Our Perspective at Vydera
At Vydera, we've been helping our clients with AEO for several months. Here's what we observe in the field.
AEO is not a revolution, it's an evolution.
The fundamentals remain the same: create quality content, well-structured, that truly answers users' questions. What changes is the importance of certain signals that were sometimes overlooked:
- Complete semantic coverage of a topic (not just a keyword)
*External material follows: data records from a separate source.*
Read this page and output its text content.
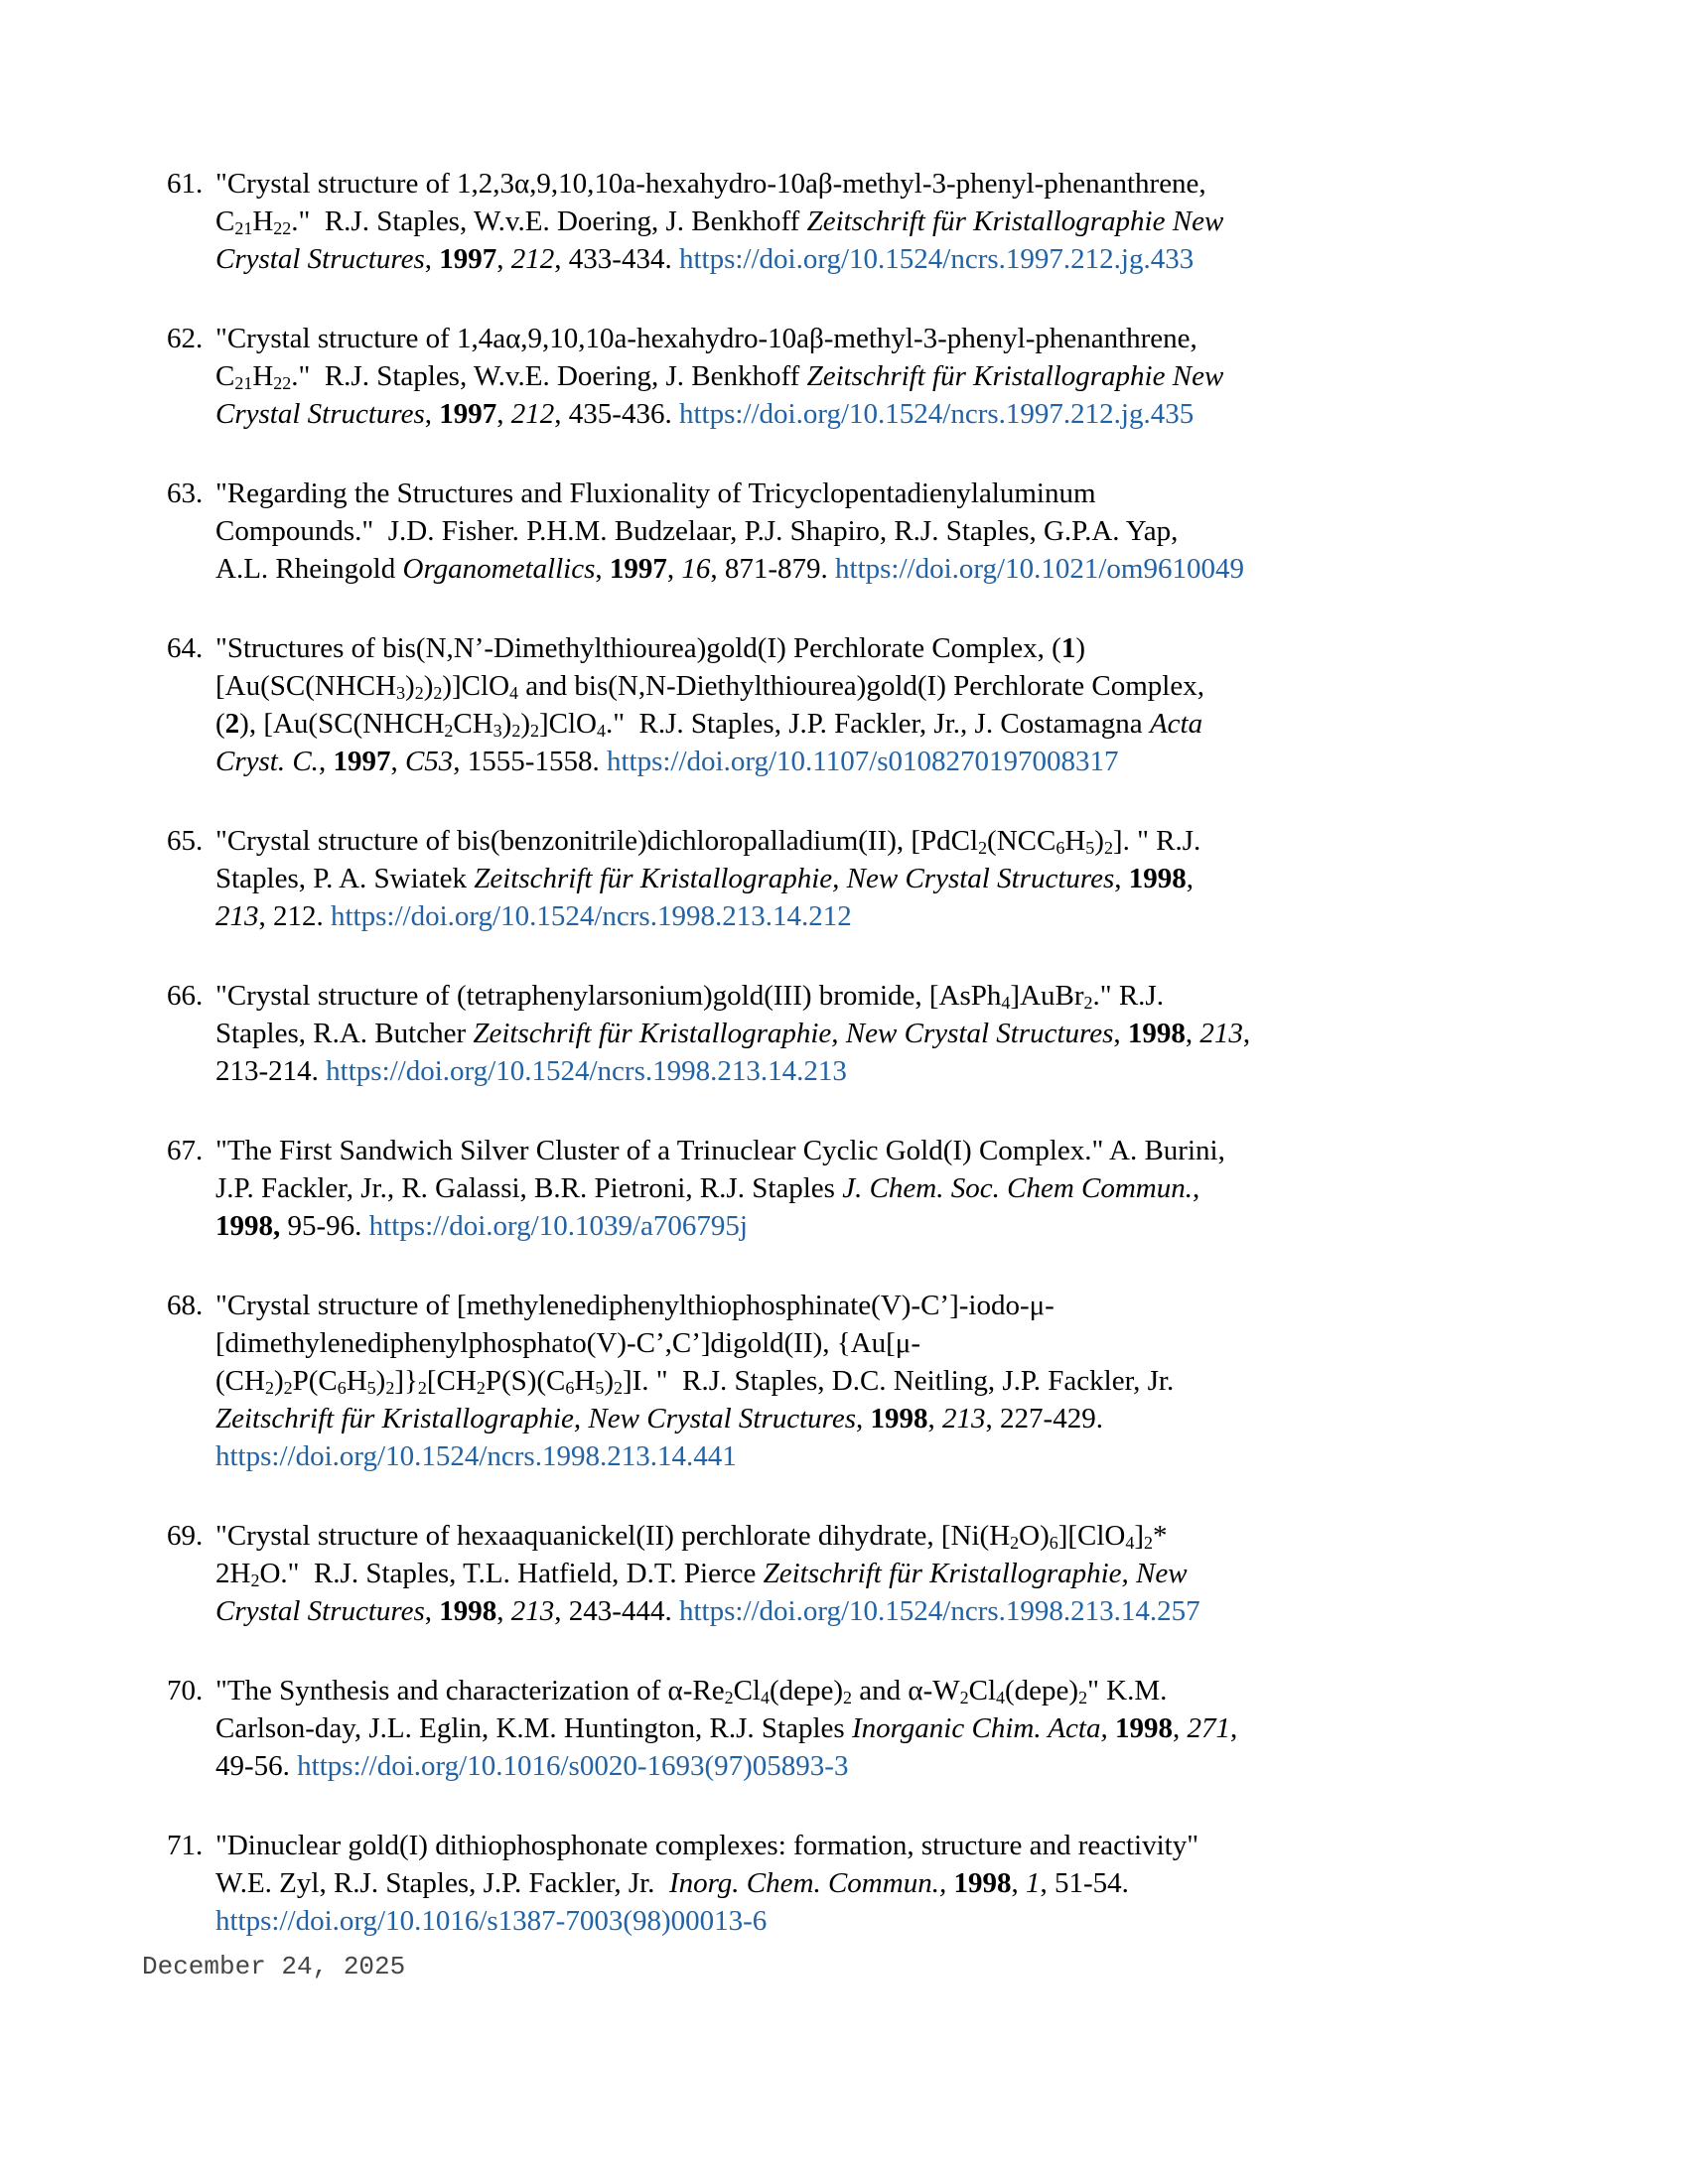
61. "Crystal structure of 1,2,3α,9,10,10a-hexahydro-10aβ-methyl-3-phenyl-phenanthrene,
$C_{21}H_{22}$."  R.J. Staples, W.v.E. Doering, J. Benkhoff Zeitschrift für Kristallographie New
Crystal Structures, 1997, 212, 433-434. https://doi.org/10.1524/ncrs.1997.212.jg.433
62. "Crystal structure of 1,4aα,9,10,10a-hexahydro-10aβ-methyl-3-phenyl-phenanthrene,
$C_{21}H_{22}$."  R.J. Staples, W.v.E. Doering, J. Benkhoff Zeitschrift für Kristallographie New
Crystal Structures, 1997, 212, 435-436. https://doi.org/10.1524/ncrs.1997.212.jg.435
63. "Regarding the Structures and Fluxionality of Tricyclopentadienylaluminum
Compounds."  J.D. Fisher. P.H.M. Budzelaar, P.J. Shapiro, R.J. Staples, G.P.A. Yap,
A.L. Rheingold Organometallics, 1997, 16, 871-879. https://doi.org/10.1021/om9610049
64. "Structures of bis(N,N’-Dimethylthiourea)gold(I) Perchlorate Complex, (1)
$[Au(SC(NHCH_3)_2)_2)]ClO_4$ and bis(N,N-Diethylthiourea)gold(I) Perchlorate Complex,
(2), $[Au(SC(NHCH_2CH_3)_2)_2]ClO_4$."  R.J. Staples, J.P. Fackler, Jr., J. Costamagna Acta
Cryst. C., 1997, C53, 1555-1558. https://doi.org/10.1107/s0108270197008317
65. "Crystal structure of bis(benzonitrile)dichloropalladium(II), $[PdCl_2(NCC_6H_5)_2]$. " R.J.
Staples, P. A. Swiatek Zeitschrift für Kristallographie, New Crystal Structures, 1998,
213, 212. https://doi.org/10.1524/ncrs.1998.213.14.212
66. "Crystal structure of (tetraphenylarsonium)gold(III) bromide, [AsPh$_4$]AuBr$_2$." R.J.
Staples, R.A. Butcher Zeitschrift für Kristallographie, New Crystal Structures, 1998, 213,
213-214. https://doi.org/10.1524/ncrs.1998.213.14.213
67. "The First Sandwich Silver Cluster of a Trinuclear Cyclic Gold(I) Complex." A. Burini,
J.P. Fackler, Jr., R. Galassi, B.R. Pietroni, R.J. Staples J. Chem. Soc. Chem Commun.,
1998, 95-96. https://doi.org/10.1039/a706795j
68. "Crystal structure of [methylenediphenylthiophosphinate(V)-C’]-iodo-μ-
[dimethylenediphenylphosphato(V)-C’,C’]digold(II), {Au[μ-
$(CH_2)_2P(C_6H_5)_2]\}_2[CH_2P(S)(C_6H_5)_2]I$. "  R.J. Staples, D.C. Neitling, J.P. Fackler, Jr.
Zeitschrift für Kristallographie, New Crystal Structures, 1998, 213, 227-429.
https://doi.org/10.1524/ncrs.1998.213.14.441
69. "Crystal structure of hexaaquanickel(II) perchlorate dihydrate, $[Ni(H_2O)_6][ClO_4]_2*$
$2H_2O$."  R.J. Staples, T.L. Hatfield, D.T. Pierce Zeitschrift für Kristallographie, New
Crystal Structures, 1998, 213, 243-444. https://doi.org/10.1524/ncrs.1998.213.14.257
70. "The Synthesis and characterization of $\alpha-Re_2Cl_4(depe)_2$ and $\alpha-W_2Cl_4(depe)_2$" K.M.
Carlson-day, J.L. Eglin, K.M. Huntington, R.J. Staples Inorganic Chim. Acta, 1998, 271,
49-56. https://doi.org/10.1016/s0020-1693(97)05893-3
71. "Dinuclear gold(I) dithiophosphonate complexes: formation, structure and reactivity"
W.E. Zyl, R.J. Staples, J.P. Fackler, Jr.  Inorg. Chem. Commun., 1998, 1, 51-54.
https://doi.org/10.1016/s1387-7003(98)00013-6
December 24, 2025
- Editorial structure that facilitates extraction
- Structured data that makes context explicit
- Freshness and regular updates
What surprises us:
Only 6% of sources are shared between ChatGPT and Perplexity for the same prompt. This means that to be visible on both, you potentially need to double your efforts. Each LLM has its own selection criteria.
Our advice:
Don't start from scratch. Begin by analyzing how your brand appears (or doesn't) in AI responses for your key queries. Identify the sources cited by LLMs in your niche. Then optimize your existing content before creating new ones.
Conclusion
Generative AI doesn't "search" for an answer like a traditional search engine. It builds one by combining its internal knowledge and web sources retrieved in real-time.
The query fan-out mechanism is central: AI breaks down your question into sub-queries to explore the entire semantic field. To appear in its responses, you need to:
- Rank well in SEO for potential sub-queries
- Cover the topic comprehensively (topic clusters)
- Structure content to facilitate information extraction
- Implement structured data to make context explicit
- Maintain content freshness
AEO starts with good SEO. But it requires a more comprehensive approach, focused on semantic coverage and structural quality of content.
Without web search, AI responds solely from its training data with a fixed knowledge cutoff date and risk of hallucination. With web search (RAG mode), it queries Google or Bing in real-time to retrieve up-to-date sources and generate a more reliable, well-sourced response.
Query fan-out is the mechanism by which AI breaks down your question into multiple sub-queries before launching its searches. For example, a question about e-commerce SEO strategy generates searches on trends, technical SEO, link building, etc. This allows covering the entire topic comprehensively.
Each LLM uses different search engines (ChatGPT: Google + Bing / Perplexity: Google), formulates its queries differently, and selects sources according to its own criteria. Result: only 6% of sources are shared between the two for the same prompt.
First, you need to rank well in SEO because LLMs pull their sources from the top 10-30 Google/Bing results. Then, structure your content for easy extraction (clear headings, direct answers, short paragraphs) and implement structured data to provide explicit context.
Yes, SEO remains fundamental for AEO. AI doesn't create its own sources: it retrieves content that already ranks well on search engines. Without SEO visibility on the sub-queries generated by query fan-out, your content won't be included in LLM responses.